By Kenzie Love
From humble beginnings as a pilot project focused on expecting parents in Edmonton’s Chinese immigrant community, Multicultural Health Brokers Cooperative (MCHB) has grown to a worker co-operative of 100 workers serving members of all ages from 30 different ethnolinguistic communities. Yvonne Chiu, the co-op’s executive director, has been with MCHB for this entire journey, and while she acknowledges the work has been challenging, she remains convinced of its importance.
“I am very proud and excited about what we’ve accomplished,” she says.

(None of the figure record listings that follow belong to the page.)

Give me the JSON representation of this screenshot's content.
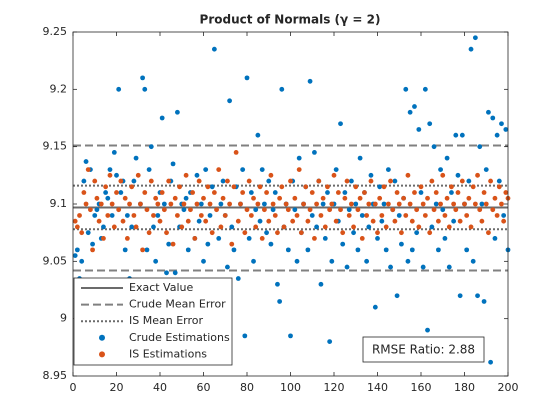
{
  "chart_data": {
    "type": "scatter",
    "title": "Product of Normals (γ = 2)",
    "annotation": "RMSE Ratio: 2.88",
    "xlim": [
      0,
      200
    ],
    "xticks": [
      0,
      20,
      40,
      60,
      80,
      100,
      120,
      140,
      160,
      180,
      200
    ],
    "ylim": [
      8.95,
      9.25
    ],
    "yticks": [
      8.95,
      9,
      9.05,
      9.1,
      9.15,
      9.2,
      9.25
    ],
    "x": [
      1,
      2,
      3,
      4,
      5,
      6,
      7,
      8,
      9,
      10,
      11,
      12,
      13,
      14,
      15,
      16,
      17,
      18,
      19,
      20,
      21,
      22,
      23,
      24,
      25,
      26,
      27,
      28,
      29,
      30,
      31,
      32,
      33,
      34,
      35,
      36,
      37,
      38,
      39,
      40,
      41,
      42,
      43,
      44,
      45,
      46,
      47,
      48,
      49,
      50,
      51,
      52,
      53,
      54,
      55,
      56,
      57,
      58,
      59,
      60,
      61,
      62,
      63,
      64,
      65,
      66,
      67,
      68,
      69,
      70,
      71,
      72,
      73,
      74,
      75,
      76,
      77,
      78,
      79,
      80,
      81,
      82,
      83,
      84,
      85,
      86,
      87,
      88,
      89,
      90,
      91,
      92,
      93,
      94,
      95,
      96,
      97,
      98,
      99,
      100,
      101,
      102,
      103,
      104,
      105,
      106,
      107,
      108,
      109,
      110,
      111,
      112,
      113,
      114,
      115,
      116,
      117,
      118,
      119,
      120,
      121,
      122,
      123,
      124,
      125,
      126,
      127,
      128,
      129,
      130,
      131,
      132,
      133,
      134,
      135,
      136,
      137,
      138,
      139,
      140,
      141,
      142,
      143,
      144,
      145,
      146,
      147,
      148,
      149,
      150,
      151,
      152,
      153,
      154,
      155,
      156,
      157,
      158,
      159,
      160,
      161,
      162,
      163,
      164,
      165,
      166,
      167,
      168,
      169,
      170,
      171,
      172,
      173,
      174,
      175,
      176,
      177,
      178,
      179,
      180,
      181,
      182,
      183,
      184,
      185,
      186,
      187,
      188,
      189,
      190,
      191,
      192,
      193,
      194,
      195,
      196,
      197,
      198,
      199,
      200
    ],
    "reference_lines": [
      {
        "name": "Exact Value",
        "style": "solid",
        "color": "#6b6b6b",
        "values": [
          9.097
        ]
      },
      {
        "name": "Crude Mean Error",
        "style": "dashed",
        "color": "#808080",
        "values": [
          9.042,
          9.151
        ]
      },
      {
        "name": "IS Mean Error",
        "style": "dotted",
        "color": "#6b6b6b",
        "values": [
          9.078,
          9.116
        ]
      }
    ],
    "series": [
      {
        "name": "Crude Estimations",
        "color": "#0072bd",
        "values": [
          9.055,
          9.06,
          9.035,
          9.05,
          9.12,
          9.137,
          9.075,
          9.13,
          9.065,
          9.09,
          9.095,
          9.1,
          9.07,
          9.08,
          9.11,
          9.105,
          9.13,
          9.09,
          9.145,
          9.125,
          9.2,
          9.11,
          9.12,
          9.06,
          9.09,
          9.035,
          9.08,
          9.12,
          9.14,
          9.0,
          9.1,
          9.21,
          9.2,
          9.06,
          9.13,
          9.15,
          9.08,
          9.05,
          9.09,
          9.11,
          9.175,
          9.1,
          9.04,
          9.065,
          9.12,
          9.135,
          9.04,
          9.18,
          9.08,
          9.1,
          9.095,
          9.105,
          9.06,
          9.11,
          9.02,
          9.07,
          9.125,
          9.085,
          9.1,
          9.05,
          9.13,
          9.065,
          9.09,
          9.115,
          9.235,
          9.03,
          9.07,
          9.1,
          9.12,
          9.09,
          9.045,
          9.19,
          9.08,
          9.06,
          9.115,
          9.035,
          9.1,
          9.13,
          8.985,
          9.21,
          9.07,
          9.11,
          9.05,
          9.095,
          9.16,
          9.085,
          9.13,
          9.1,
          9.075,
          9.12,
          9.065,
          9.095,
          9.11,
          9.03,
          9.015,
          9.2,
          9.08,
          9.1,
          9.06,
          8.985,
          9.12,
          9.095,
          9.05,
          9.14,
          9.075,
          9.1,
          9.115,
          9.06,
          9.207,
          9.09,
          9.145,
          9.08,
          9.12,
          9.03,
          9.1,
          9.07,
          9.11,
          8.98,
          9.05,
          9.1,
          9.13,
          9.085,
          9.17,
          9.065,
          9.11,
          9.045,
          9.095,
          9.12,
          9.075,
          9.1,
          9.06,
          9.14,
          9.09,
          9.11,
          9.05,
          9.08,
          9.125,
          9.1,
          9.01,
          9.07,
          9.115,
          9.085,
          9.1,
          9.06,
          9.13,
          9.045,
          9.095,
          9.12,
          9.02,
          9.09,
          9.065,
          9.105,
          9.2,
          9.05,
          9.18,
          9.06,
          9.185,
          9.075,
          9.165,
          9.11,
          9.045,
          9.2,
          8.99,
          9.17,
          9.08,
          9.15,
          9.1,
          9.06,
          9.13,
          9.095,
          9.07,
          9.14,
          9.045,
          9.11,
          9.085,
          9.16,
          9.125,
          9.02,
          9.16,
          9.1,
          9.06,
          9.12,
          9.235,
          9.05,
          9.245,
          9.02,
          9.15,
          9.1,
          9.015,
          9.13,
          9.18,
          8.962,
          9.175,
          9.07,
          9.16,
          9.12,
          9.17,
          9.09,
          9.165,
          9.06
        ]
      },
      {
        "name": "IS Estimations",
        "color": "#d95319",
        "values": [
          9.085,
          9.08,
          9.09,
          9.075,
          9.11,
          9.1,
          9.13,
          9.095,
          9.06,
          9.12,
          9.105,
          9.085,
          9.1,
          9.07,
          9.115,
          9.09,
          9.125,
          9.1,
          9.08,
          9.11,
          9.095,
          9.12,
          9.085,
          9.105,
          9.07,
          9.1,
          9.115,
          9.09,
          9.08,
          9.125,
          9.1,
          9.06,
          9.11,
          9.095,
          9.075,
          9.12,
          9.09,
          9.105,
          9.1,
          9.085,
          9.11,
          9.095,
          9.075,
          9.12,
          9.1,
          9.065,
          9.105,
          9.09,
          9.115,
          9.08,
          9.1,
          9.125,
          9.085,
          9.095,
          9.11,
          9.07,
          9.1,
          9.12,
          9.09,
          9.105,
          9.085,
          9.115,
          9.1,
          9.075,
          9.11,
          9.095,
          9.13,
          9.08,
          9.105,
          9.09,
          9.12,
          9.1,
          9.065,
          9.115,
          9.145,
          9.085,
          9.1,
          9.11,
          9.075,
          9.095,
          9.12,
          9.09,
          9.105,
          9.08,
          9.1,
          9.115,
          9.07,
          9.095,
          9.11,
          9.085,
          9.125,
          9.1,
          9.09,
          9.075,
          9.105,
          9.115,
          9.08,
          9.1,
          9.095,
          9.12,
          9.085,
          9.105,
          9.09,
          9.13,
          9.075,
          9.1,
          9.115,
          9.085,
          9.095,
          9.11,
          9.07,
          9.1,
          9.12,
          9.09,
          9.105,
          9.08,
          9.115,
          9.095,
          9.1,
          9.125,
          9.085,
          9.11,
          9.095,
          9.075,
          9.105,
          9.12,
          9.09,
          9.1,
          9.08,
          9.115,
          9.095,
          9.105,
          9.07,
          9.11,
          9.09,
          9.1,
          9.12,
          9.085,
          9.1,
          9.075,
          9.105,
          9.09,
          9.115,
          9.08,
          9.1,
          9.12,
          9.095,
          9.085,
          9.11,
          9.1,
          9.075,
          9.105,
          9.09,
          9.125,
          9.1,
          9.085,
          9.11,
          9.095,
          9.08,
          9.115,
          9.1,
          9.09,
          9.105,
          9.075,
          9.12,
          9.095,
          9.11,
          9.085,
          9.1,
          9.125,
          9.09,
          9.105,
          9.08,
          9.115,
          9.1,
          9.095,
          9.11,
          9.085,
          9.12,
          9.1,
          9.09,
          9.105,
          9.08,
          9.115,
          9.1,
          9.125,
          9.095,
          9.085,
          9.11,
          9.1,
          9.075,
          9.12,
          9.095,
          9.105,
          9.09,
          9.115,
          9.1,
          9.085,
          9.11,
          9.105
        ]
      }
    ]
  }
}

Chiu’s relationship with MCHB began as a member of Edmonton’s public health department, conducting participatory action research that led to the training of a group of women from six immigrant communities working as childbirth educators. Aware of a gap in this area with Chinese and other immigrant communities, the women had decided to try and close it by serving as brokers between the families and the health care system.While they focused initially on perinatal health, they ultimately decided to take a truly holistic approach, focusing on community development that leads to building mutual support groups so families could be connected to help each other, and system advocacy.
As this work unfolded, Chiu decided to leave public health and join the women who were working to fill this role, and ultimately supported them in creating the worker co-op in 1998. As time went by, the co-op expanded considerably, adding a focus on youth and seniors, increasing the number of immigrant communities it served, and focusing on social, economic, and language barriers the communities face as well as health issues. The co-op’s current services include everything from intercultural early learning to a multicultural seniors outreach program, and Chiu says this holistic approach is key to MCHB’s work.
“As long as we’ve been working together we always look at the ecology, the social ecology of our population,” she says, “which helped us actually innovate in many ways, because we really see what’s needed, where are the gaps, how do systems relate to our communities, and how does the rest of Edmonton relate to our population.”
Being a worker co-op has also been central to MCHB’s mission, says Chiu, allowing that this hasn’t always been easy. In addition to limited mutual awareness and understanding between many immigrant communities and government & mainstream service providers, she’s found there’s still a widespread lack of understanding around worker co-ops, although she says belonging to CWCF has helped with this. Nonetheless, she encourages members of other worker co-ops to stay true to the movement’s values as the members of MCHB have strived to do in spite of the inevitable obstacles.
“Because most of us grew up and worked in systems that were non-egalitarian, it’s really difficult,” she says, “there’s so much temptation to drift away from being a co-operative or a workers’ co-op. So really try to bring alive everyday those key principles and be conscious of the temptations to deviate from social justice, from the democratic structure and commitment to accountability to the community.”